Requirements Workshop

Headforwards uses requirements workshops as part of how it delivers when our clients either want to validate their requirements based on their use case and user base, or when they’re ready to move an idea into an actionable plan.  

 
An insurance client required a system to gather insurance policy information for a limited cohort of private school students. This is to replace an existing system where the contract is expiring, and where the client does not hold the rights to the software. With multiple deadlines to meet and increasing complexity, Headforwards proposed a requirements workshop to help ascertain what the minimum looked like to meet each deadline and when to most efficiently develop features in addition to old behaviour.  

This was a fact-finding workshop, where Headforwards sit down with the client and establish what needs to be built, why, how, when and for whom. 
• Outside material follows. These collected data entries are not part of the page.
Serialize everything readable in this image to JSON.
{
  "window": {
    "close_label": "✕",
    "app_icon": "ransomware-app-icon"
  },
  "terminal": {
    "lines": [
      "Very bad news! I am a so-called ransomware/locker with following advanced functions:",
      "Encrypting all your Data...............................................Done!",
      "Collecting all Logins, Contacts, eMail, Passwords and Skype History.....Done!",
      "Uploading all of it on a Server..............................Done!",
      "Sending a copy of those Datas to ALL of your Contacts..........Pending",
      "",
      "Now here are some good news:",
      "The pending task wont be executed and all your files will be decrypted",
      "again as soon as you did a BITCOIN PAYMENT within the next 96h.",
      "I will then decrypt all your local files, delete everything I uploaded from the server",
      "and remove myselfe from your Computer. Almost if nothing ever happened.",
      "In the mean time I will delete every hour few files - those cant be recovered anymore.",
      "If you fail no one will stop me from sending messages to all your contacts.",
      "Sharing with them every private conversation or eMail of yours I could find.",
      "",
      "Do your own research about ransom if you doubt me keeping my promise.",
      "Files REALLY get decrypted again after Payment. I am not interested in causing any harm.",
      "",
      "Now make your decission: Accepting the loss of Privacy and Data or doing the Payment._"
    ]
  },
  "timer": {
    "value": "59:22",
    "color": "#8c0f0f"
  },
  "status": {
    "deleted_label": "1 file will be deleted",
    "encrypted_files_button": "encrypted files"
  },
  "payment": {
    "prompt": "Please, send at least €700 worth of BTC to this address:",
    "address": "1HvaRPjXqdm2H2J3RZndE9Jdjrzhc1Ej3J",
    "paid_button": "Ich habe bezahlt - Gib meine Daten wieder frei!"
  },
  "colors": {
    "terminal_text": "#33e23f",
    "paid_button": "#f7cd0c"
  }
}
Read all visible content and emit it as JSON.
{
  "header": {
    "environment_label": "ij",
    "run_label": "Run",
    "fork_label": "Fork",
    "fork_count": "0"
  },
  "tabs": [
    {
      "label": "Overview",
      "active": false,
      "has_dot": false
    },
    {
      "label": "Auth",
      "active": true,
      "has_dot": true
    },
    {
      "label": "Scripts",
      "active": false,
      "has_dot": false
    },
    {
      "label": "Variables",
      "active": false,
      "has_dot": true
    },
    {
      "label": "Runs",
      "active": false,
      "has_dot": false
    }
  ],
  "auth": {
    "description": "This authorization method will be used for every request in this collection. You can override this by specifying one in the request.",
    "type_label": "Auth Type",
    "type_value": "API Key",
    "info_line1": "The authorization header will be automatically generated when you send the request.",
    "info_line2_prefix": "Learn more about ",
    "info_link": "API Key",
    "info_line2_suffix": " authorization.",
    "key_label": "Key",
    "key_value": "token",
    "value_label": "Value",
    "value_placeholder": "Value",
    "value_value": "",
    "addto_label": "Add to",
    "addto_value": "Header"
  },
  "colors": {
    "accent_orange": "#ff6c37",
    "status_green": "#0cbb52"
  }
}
The workshop outcome is a proposal covering the requirements, the estimated timescales, and a suggested development strategy. This was presented to, and accepted by, the client, paving the way for a team to start work on Phase One of development in early February 2024. 

Workshop process 

The requirements workshop employed a Miro virtual whiteboard to map out the project elements. It started by looking at the existing system to see what functionality currently exists, what needs to be replaced or what can be improved. Next, the categories of user were established, such as parents/guardians, school bursars, and the client staff who deal with admin and who potentially handle the insurance claims; the required system activities of each user type were then mapped.  

This was used to create a grid of user stories that follow the BDD (Behaviour-driven Development) method of employing non-technical language to help communication between developers and the business people, including the client, and to feed into automated testing routines. 

Also considered were the non-functional requirements that do not fit the user story grid directly, such as how performant the system needs to be, how many users it needs to support, its security requirements and its auditing requirements. 

The workshop now gauged the priority of each user story and non-functional requirement, to decide where it should fit in the planned project phases. 

Project phases 

Typically, projects that employ an Agile methodology plan to deliver an MVP (Minimum Viable Product), and then build on to this with subsequent code deliveries.  

However, with 4 discrete release dates, including a final deadline in September 2024, this work was divided into 4 phases. With Phase One delivery the system displays a notice to parents that the service is coming; with Phase Two parents can fill in an online form for their child and thus data is gathered; with Phase Three the data can be downloaded and processed by the client; finally, with Phase Four the insurance policy system is fully operational. 

The timescales estimated in the workshop, and shown in the proposal, are all well within the required dates for each phase, allowing leeway if some areas take longer than planned, and are based on our experience of architectures of the type we expect the system to have, and of the technologies we plan to build it with. 

The team 

The workshop also estimated that the team required to complete the project would comprise 2 developers, a delivery manager, plus support as required from a UX designer and QA testers. 

Development progress 

As this case study is being written, Phase One is about to be released, a little later than our planned date, but well within the required timescale. 

As development progresses details of the solution must be fleshed out, for example where action buttons should be displayed in the user interface and what messages should be returned in different scenarios. The communication process during development keeps the client informed of any changes or blockers that may affect our estimates for phase delivery and ensures we continue to develop the product that the client requires.